Travelled down that road and back again

So I’ve been feeling blue and gloomy and then I realized this morning that in four weeks the kids are back at school, and a cursory glance at their dressers indicates that every single pair of pants they own have no knees. I’m not saying they have small rips, either, I mean that when they are kneeling on the ground large amounts of their legs are exposed. So I took my blue and gloomy self to the mall today, where I was immediately faced with the Gap, advertising – girls of the 80’s, are you ready for this? – jeans with zippered ankles. Zippered ankles! I stood and stared until it got weird, then I snapped out of my reverie to notice the mall was filled with young girls, all wearing jeans tight at the ankles with big, blousy tops and pointy-toed flats. What’s next? Acid wash denim? Bubble skirts? Going through a can of Salon Selectives hairspray every week to obtain rock hard four inch vertical bangs? Because I honestly don’t think the environment can withstand that kind of abuse.

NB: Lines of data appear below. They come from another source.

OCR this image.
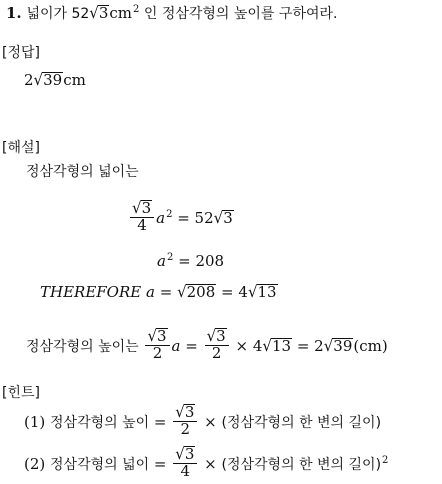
1. 넓이가 $52√3cm^2$ 인 정삼각형의 높이를 구하여라.
[정답]
2√39cm
[해설]
정삼각형의 넓이는
$\frac{√3}{4} a^2 = 52√3$
$a^2 = 208$
THEREFORE a = √208 = 4√13
정삼각형의 높이는 $\frac{√3}{2}$ $a = \frac{√3}{2} \times 4√13 = 2√39(cm)$
[힌트]
(1) 정삼각형의 높이 = $\frac{√3}{2}$ × (정삼각형의 한 변의 길이)
(2) 정삼각형의 넓이 = $\frac{√3}{4}$ × (정삼각형의 한 변의 길이)$^2$
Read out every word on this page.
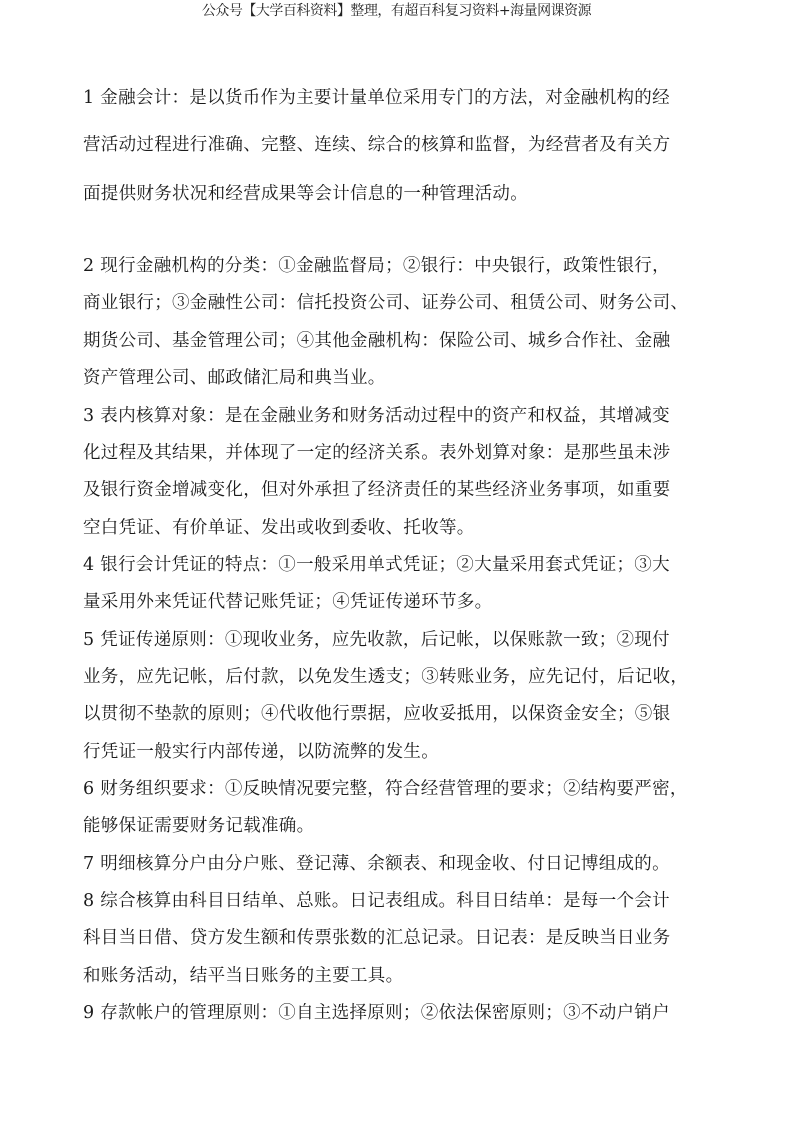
公众号【大学百科资料】整理，有超百科复习资料+海量网课资源
1 金融会计：是以货币作为主要计量单位采用专门的方法，对金融机构的经
营活动过程进行准确、完整、连续、综合的核算和监督，为经营者及有关方
面提供财务状况和经营成果等会计信息的一种管理活动。
2 现行金融机构的分类：①金融监督局；②银行：中央银行，政策性银行，
商业银行；③金融性公司：信托投资公司、证券公司、租赁公司、财务公司、
期货公司、基金管理公司；④其他金融机构：保险公司、城乡合作社、金融
资产管理公司、邮政储汇局和典当业。
3 表内核算对象：是在金融业务和财务活动过程中的资产和权益，其增减变
化过程及其结果，并体现了一定的经济关系。表外划算对象：是那些虽未涉
及银行资金增减变化，但对外承担了经济责任的某些经济业务事项，如重要
空白凭证、有价单证、发出或收到委收、托收等。
4 银行会计凭证的特点：①一般采用单式凭证；②大量采用套式凭证；③大
量采用外来凭证代替记账凭证；④凭证传递环节多。
5 凭证传递原则：①现收业务，应先收款，后记帐，以保账款一致；②现付
业务，应先记帐，后付款，以免发生透支；③转账业务，应先记付，后记收，
以贯彻不垫款的原则；④代收他行票据，应收妥抵用，以保资金安全；⑤银
行凭证一般实行内部传递，以防流弊的发生。
6 财务组织要求：①反映情况要完整，符合经营管理的要求；②结构要严密，
能够保证需要财务记载准确。
7 明细核算分户由分户账、登记薄、余额表、和现金收、付日记博组成的。
8 综合核算由科目日结单、总账。日记表组成。科目日结单：是每一个会计
科目当日借、贷方发生额和传票张数的汇总记录。日记表：是反映当日业务
和账务活动，结平当日账务的主要工具。
9 存款帐户的管理原则：①自主选择原则；②依法保密原则；③不动户销户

If that wasn’t enough, I walked past the Apple store and the hundreds of people waiting for the new iPhone. There’s a new iPhone? My cell phone doesn’t even have voice mail. I feel like maybe tomorrow I would be shuffling around with a walker, wearing turquoise slacks and a floral blouse, with matching plastic jewellery and a gigantic purse containing a change purse and a roll of Scotch mints.

Then – I know! There’s more! – I walked by American Apparel and it reminded me of this article about the company’s sketchy hiring practices and the ensuing boycotts. Of course, that affects me not at all since American Apparel is not one of the two stores that I actually purchase clothing from, given my great dislike for going into different stores with different sizing methods and different clothing qualities.

When I was in university, I waitressed at a chain restaurant that had similar hiring practices. If a person was to drop off a job application, one was supposed to put a mark on it indicating that person’s “bar appeal”. If that person sat next to you in a bar, my manager explained to me, would you start up a conversation? If not, perhaps there was a position for that person in the kitchen. American Apparel’s hiring practices are not exactly unique, but they are distasteful. In a weird way, it made me think of that Seinfeld episode where George hires a secretary, passing up all the gorgeous, sexy women for the plain and hyper-organized and efficient one. Then – of course – he becomes insanely attracted to her efficacy on the job and they end up having an affair. The point, I guess, is that one should not judge a book by its cover? Or maybe that being a Type A is really really hot? I don’t even know what my point is, except that in writing this, I’m not so blue and gloomy. Even though I feel a bit like I’m one step away from getting a once-a-week hairdo at the local beauty parlour and finding a secondary use for bread bags.


  1. They’re still lining up for the iphone? The line was insane Tuesday as well.
    I already re-purpose breadbags, it’s when you start re-purposing the tags that the bread comes in that you are in trouble. Or making plastic canvas kleenex box covers.
    I saw acid wash at H and M a few weeks ago. Made me want to break out my plastic beads and jelly shoes.

  2. Were there any rolled jeans or shoulder pads?

  3. OMG, I have been SEEING the tight-ankle jeans! I cannot BELIEVE MY EYES. I think the next thing HAS to be slouch socks. And overly-coordinated outfits: white shirt, pink skirt, white and pink slouch socks, pink sneakers, pink earrings, white hair thing (BANANA CLIP??).

  4. HG: Just you saying you saw acid wash makes me shudder. NOOOOOO. Say it’s not so! Oh, and kleenex box covers – or one of those toilet paper covers that is a doll’s fancy skirt, with a doll sticking out of the top.

    Swistle: Slouch socks. Slouch socks and banana clips that match the outfit, you are right, that is the next thing!

  5. Oh, man, I had totally forgotten about Salon Selectives! I used to love that stuff. Love. It. I’m pretty sure that I am to blame for the hole in the ozone layer. I’m so sorry, but in my defense that was a long time ago and I was young and stupid.

    I am totally getting one of those iPhones, though. My current cell phone is like 5 years old and lacks voice mail, too. I’m ready to move up in the world. Now we’ll just have to see if I can wrap my antiquated mind around it.

  6. I haven’t thought about banana clips in years! And Salon Selectives! Your post made me laugh; love it! I hope that doesn’t mean I’m getting old.